Sunday, December 31, 2017

Saccharin or sugar?


A letter to *us*:

It really does not matter if you proudly proclaim your allyship, wear Malcolm X t-shirts, march with thousands of others, or openly weep for fallen social warriors.

It really does not matter if you count your friends of color on more than one hand, count your tax deductions to the NAACP, count the number of people killed by angry, frightened cops.

It really does not matter if you groove to the Sun Ra Arkestra, Kendrick Lamar, or The Ink Spots.
.
None of it matters unless you do the things that need doing, in your loop, right now.

Ms. Garner had a more poetic way of summing this up--she got straight to the point, one of her many strengths.
Erica Garner (credit Aaron Stewart-Ahn via Twitter)

Yep, it may cost you more than that psychic hairshirt you wear a tad too proudly. Nope, you don't get any points.

Yep, your social circle may cinch up a bit. Nope, no one cares. Erica Garner reminded us what it means to hurt, to fight, to live.

Want to be sugar? Do what you need to do. What you already know needs to be done (but keep asking anyway hoping maybe saccharine is enough).

You can still wear that Malcolm X t-shirt, but keep it hidden under your clothes. Might make you feel a little bit like Clark Kent. You got the power, but nobody needs to know it.




Except you.






Monday, August 28, 2017

Bigots ain't the problem....



*We* are tone deaf, color blind, and oblivious. But God knows *we* are polite.

This is a sanctuary question--it gives *us* a place to hide while ignoring the systemic cultural oppression.

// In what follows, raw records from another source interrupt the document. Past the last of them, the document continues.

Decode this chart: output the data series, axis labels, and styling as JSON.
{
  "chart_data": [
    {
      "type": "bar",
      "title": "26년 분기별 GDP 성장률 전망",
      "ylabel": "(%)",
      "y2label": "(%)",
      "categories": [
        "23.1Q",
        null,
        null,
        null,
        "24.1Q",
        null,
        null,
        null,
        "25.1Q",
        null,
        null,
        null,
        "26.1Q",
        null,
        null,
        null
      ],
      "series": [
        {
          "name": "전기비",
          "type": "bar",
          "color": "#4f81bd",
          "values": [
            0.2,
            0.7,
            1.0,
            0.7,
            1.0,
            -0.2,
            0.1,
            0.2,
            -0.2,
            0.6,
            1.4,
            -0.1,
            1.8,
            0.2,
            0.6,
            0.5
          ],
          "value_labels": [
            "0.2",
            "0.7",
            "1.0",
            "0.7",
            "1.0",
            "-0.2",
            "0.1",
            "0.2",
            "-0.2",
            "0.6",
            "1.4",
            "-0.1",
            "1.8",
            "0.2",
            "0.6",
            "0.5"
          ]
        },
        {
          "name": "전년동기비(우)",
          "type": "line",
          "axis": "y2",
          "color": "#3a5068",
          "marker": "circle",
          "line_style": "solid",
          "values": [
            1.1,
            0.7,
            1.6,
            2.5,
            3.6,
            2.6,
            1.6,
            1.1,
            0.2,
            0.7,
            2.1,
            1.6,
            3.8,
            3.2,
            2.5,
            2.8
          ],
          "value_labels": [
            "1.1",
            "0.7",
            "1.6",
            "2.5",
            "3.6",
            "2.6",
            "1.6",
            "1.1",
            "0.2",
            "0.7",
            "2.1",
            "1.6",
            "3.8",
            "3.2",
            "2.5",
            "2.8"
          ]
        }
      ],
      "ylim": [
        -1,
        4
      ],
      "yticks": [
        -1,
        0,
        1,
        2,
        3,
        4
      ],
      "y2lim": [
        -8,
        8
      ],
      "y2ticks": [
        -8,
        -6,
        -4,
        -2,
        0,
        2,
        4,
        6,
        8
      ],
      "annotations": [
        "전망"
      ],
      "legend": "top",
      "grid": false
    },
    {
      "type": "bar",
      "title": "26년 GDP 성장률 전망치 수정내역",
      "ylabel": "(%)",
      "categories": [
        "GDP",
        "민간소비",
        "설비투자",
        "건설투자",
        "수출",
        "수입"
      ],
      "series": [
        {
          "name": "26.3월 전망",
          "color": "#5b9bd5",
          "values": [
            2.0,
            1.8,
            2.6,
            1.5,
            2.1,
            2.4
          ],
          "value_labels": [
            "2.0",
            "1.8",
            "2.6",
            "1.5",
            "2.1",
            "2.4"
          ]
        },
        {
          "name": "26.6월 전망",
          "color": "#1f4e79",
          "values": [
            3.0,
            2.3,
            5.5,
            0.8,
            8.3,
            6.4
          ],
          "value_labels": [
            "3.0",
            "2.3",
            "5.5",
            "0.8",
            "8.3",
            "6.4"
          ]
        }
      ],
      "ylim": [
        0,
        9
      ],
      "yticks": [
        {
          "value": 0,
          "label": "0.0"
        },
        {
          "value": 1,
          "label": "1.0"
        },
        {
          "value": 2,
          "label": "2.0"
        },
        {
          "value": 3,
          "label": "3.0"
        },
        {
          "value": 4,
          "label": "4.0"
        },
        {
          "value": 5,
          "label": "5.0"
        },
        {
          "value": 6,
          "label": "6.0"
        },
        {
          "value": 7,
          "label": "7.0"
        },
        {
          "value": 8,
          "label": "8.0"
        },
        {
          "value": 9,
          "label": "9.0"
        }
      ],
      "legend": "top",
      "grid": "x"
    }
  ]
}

#Edchat, a large community for teachers on Twitter, put this up as a possible topic this week. There should be no need for discussion, yet here *we* offer *our* rejection of the straw man as an act of atonement.

It's not the "bigots" that are the problem, as problematic as they are--it's *our* need to be civil when civility is the subtle tool *we* use to maintain a status quo that has resulted in a society where low SES becomes a synonym for black or brown..

Today marks the anniversary of Dr. King's "I Have A Dream" speech. *We* eat it like a casserole at a potluck church dinner--soothing, warm, down-to-earth meal served in the local church basement, sharing food with the others. Then we go home.

Today also marks the murder of 14 year old Emmett Till. This is not a coincidence. But I bet more whites will celebrate King's speech than acknowledge Emmett Till's murder.


"I have almost reached the regrettable conclusion that the Negro's great stumbling block in his stride toward freedom is not the White Citizen's Counciler or the Ku Klux Klanner, but the white moderate, who is more devoted to "order" than to justice; who prefers a negative peace which is the absence of tension to a positive peace which is the presence of justice; who constantly says: "I agree with you in the goal you seek, but I cannot agree with your methods of direct action"; who paternalistically believes he can set the timetable for another man's freedom; who lives by a mythical concept of time and who constantly advises the Negro to wait for a "more convenient season." Shallow understanding from people of good will is more frustrating than absolute misunderstanding from people of ill will."


So here we are again, another school year, another year of hand-wringing over the test score gap--either you believe that children of color are inferior, or you believe something else might be going on.

Unless *we* believe a bigot here or there has this much effect on "our" children, *we* have to do more than out the "bigots" among us.





Right now the bigots are doing *us* a favor, relieving too many of us from our duty to dig deeper into the bigger problems.